The reason there were several designs made for the Rogue One datacard is because the Death Star plans were potentially going to be carried on multiple devices in the film, according to concept artist Matthew Savage. “At one point in the script there were many different datacards doing different things in different scenes so we designed some chunky cards,” he explains. “[Director] Gareth [Edwards] really wanted our film to run seamlessly into A New Hope, so the final version had to be in line with the slim card you see Leia holding in that film.”

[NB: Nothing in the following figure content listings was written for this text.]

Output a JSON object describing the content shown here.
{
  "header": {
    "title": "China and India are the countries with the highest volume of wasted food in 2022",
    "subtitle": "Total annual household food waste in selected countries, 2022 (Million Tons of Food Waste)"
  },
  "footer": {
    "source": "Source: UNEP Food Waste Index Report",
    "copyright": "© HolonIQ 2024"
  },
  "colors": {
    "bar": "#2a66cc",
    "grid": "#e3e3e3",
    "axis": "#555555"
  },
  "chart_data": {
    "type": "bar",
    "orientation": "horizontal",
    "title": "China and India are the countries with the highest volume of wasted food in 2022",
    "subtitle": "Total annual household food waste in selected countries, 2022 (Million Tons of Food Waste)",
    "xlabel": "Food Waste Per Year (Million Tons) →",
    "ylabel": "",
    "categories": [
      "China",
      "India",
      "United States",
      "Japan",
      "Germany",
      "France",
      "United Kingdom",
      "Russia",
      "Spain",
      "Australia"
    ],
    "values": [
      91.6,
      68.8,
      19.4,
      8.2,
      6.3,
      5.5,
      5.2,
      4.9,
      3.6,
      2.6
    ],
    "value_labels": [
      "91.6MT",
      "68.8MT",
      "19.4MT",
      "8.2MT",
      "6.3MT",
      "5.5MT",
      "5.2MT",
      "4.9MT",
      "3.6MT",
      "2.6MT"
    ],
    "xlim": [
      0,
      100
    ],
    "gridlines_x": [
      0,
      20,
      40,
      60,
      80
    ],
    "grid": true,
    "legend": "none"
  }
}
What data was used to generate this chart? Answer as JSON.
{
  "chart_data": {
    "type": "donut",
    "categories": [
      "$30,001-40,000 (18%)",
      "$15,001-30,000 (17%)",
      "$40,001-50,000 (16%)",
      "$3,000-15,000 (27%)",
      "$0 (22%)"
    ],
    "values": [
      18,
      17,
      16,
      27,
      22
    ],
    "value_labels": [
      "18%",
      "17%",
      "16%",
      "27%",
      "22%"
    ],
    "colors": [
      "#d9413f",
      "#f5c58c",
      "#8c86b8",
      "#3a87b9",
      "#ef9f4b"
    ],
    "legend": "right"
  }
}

In addition to the slim shape of the card, the actual surface design was influenced by the aesthetics of A New Hope. “The pattern was inspired by early ‘70s circuit boards,” continues Savage. “The temptation with Star Wars is to always go super-complicated, but A New Hope is actually a very sparse-looking movie with analog technology, and we really want to sit in that universe.”

While the fate of the galaxy rests on the successful transfer of data from that card, Savage views the iconic prop as both significant and innocuous at the same time. “That’s what I always enjoyed about working on Star Wars props,” he says. “The card is a very simple design, but because of the weight it carries in the film it becomes its own little corner of Star Wars history.”

As plain and spare in design as the datacard prop may be, for many fans it embodies what Leia – and a newly-emboldened Rebellion – needed in their most desperate hour: Hope.